Posted by: Shannon McEwan | Thursday, September 28, 2017 at 05:39 AM
I don't believe that I think about the dance scenes. I enjoy all of them but they aren't very special to me.
Perhaps it's because I was a terrible dancer in my youth. My teen-age years were the Big Band years. I loved swing, but I could never learn to jitterbug. While my memories of dances in those years aren't bad, they also are not romantic. (And since those were the war years, the dances were infrequent!)
Posted by: Sue McCormick | Thursday, September 28, 2017 at 07:09 AM
Susanna, I was never much of a dancer, but I like the -idea- of dancing, and I've written my share of dancing scenes for exactly the reasons you say: it's a chance for two characters to interact physically and emotional in a public, more or less respectable way. The Mary Stewart scene--SWOOOOO! That woman could write!
A non happy dancing scene is from Heyer's SYLVESTER, where the furious duke takes Phoebe onto the floor in a benighted attempt to make this seem normal, but what he says upsets her so much that she goes tearing off the floor, humiliating both of them. A good example of what happens when a rigidly controlled man is going crazy with love.
Posted by: Mary Jo Putney | Thursday, September 28, 2017 at 07:51 AM
At one time, I loved to dance. Now, in the ballroom scenes of a romance, I can close my eyes and see the dancers and the dresses. I can even feel that wonderful sense that something exciting and lovely is about to happen.
I think all that is based on the fact that I am a nut for music. Nearly all music makes me happy. So, logically, it seems to me that if I were in a ballroom with music all around, I would be in heaven.
Posted by: Annette Naish | Thursday, September 28, 2017 at 09:16 AM
Thanks, Susanna, that was lovely. I haven't read Bride of the MacHugh, but it was wonderful to pop back into Nine Coaches waiting, if only for a moment. A scene comes to mind that I think comes from Mary Balogh's Slightly Sinful, where the hero and heroine dance together for the first time. He knows who she is and is trying to create mischief, but she has no idea who he is. Needless to say, the magic of the dance takes them both by surprise, and this easily-swept-away reader loved it.
Posted by: Margaret | Thursday, September 28, 2017 at 11:46 AM
I’m ashamed to say I can’t recall one, but I enjoyed these two excerpts and I’d forgotten just how much I love Mary Stewart’s writing. I have a battered and much loved copy of Nine Coavhes Waiting on my bookshelf and am now itching to reread it.

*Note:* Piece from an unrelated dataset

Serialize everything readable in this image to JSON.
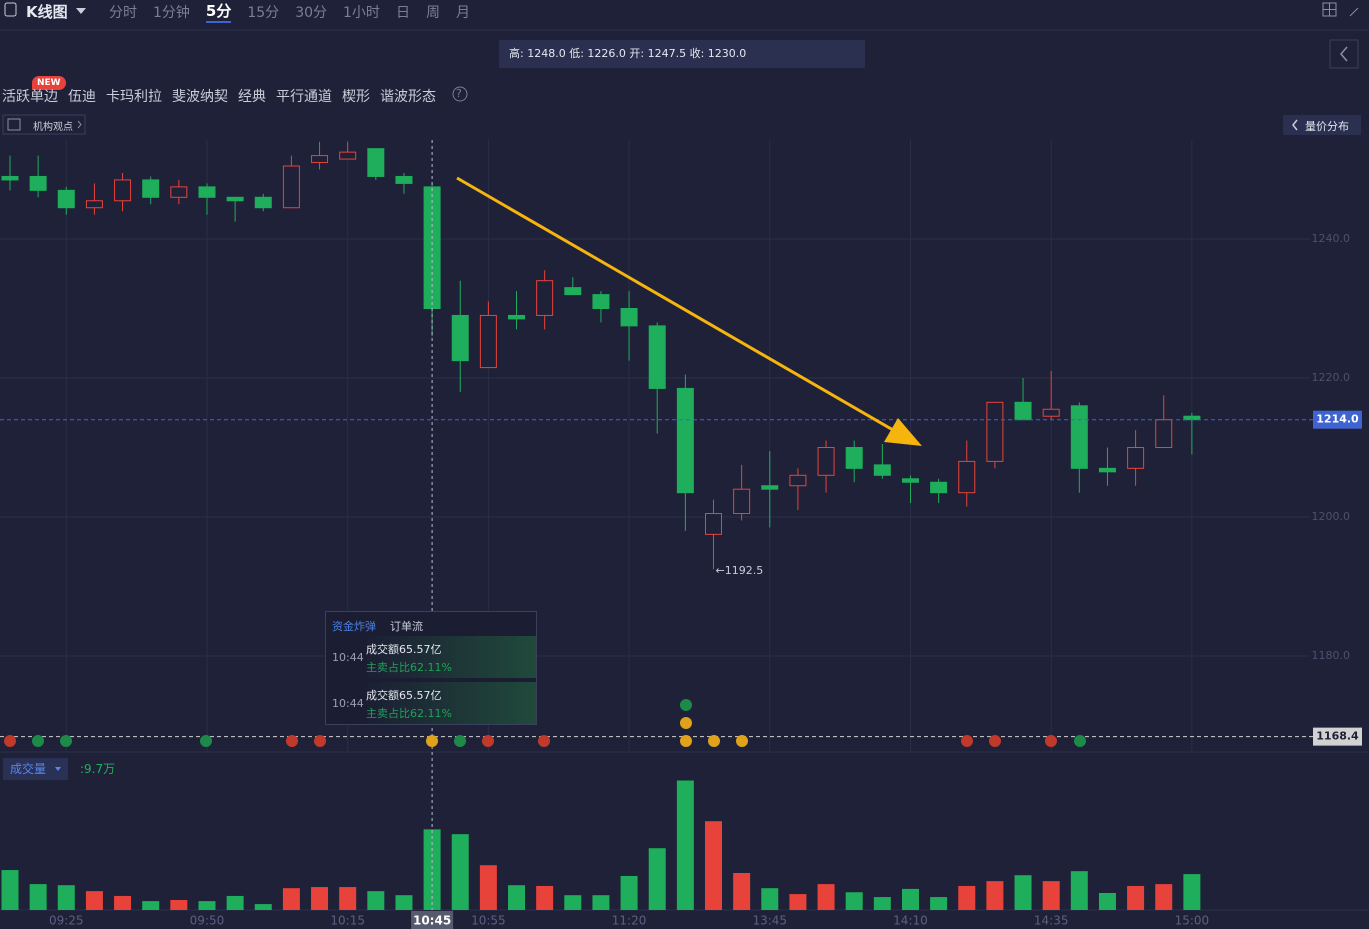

Posted by: Shelagh Merln | Thursday, September 28, 2017 at 01:43 PM
I loved that dancing scene from "Bride of the MacHugh". Now I REALLY have to get hold of that book somehow! I just read a good dancing scene in "Lord Endicott's Appetite" by Elisabeth Fairchild, and I don't have it on hand to quote exactly, but the heroine is working as a cook in the hero's house. During a ball which she is not invited to, she is outside in the garden dancing with a garden rake, pretending she has a partner. The hero comes out and asks if he can cut in, and the two of them dance in the dark. It's a lovely bit.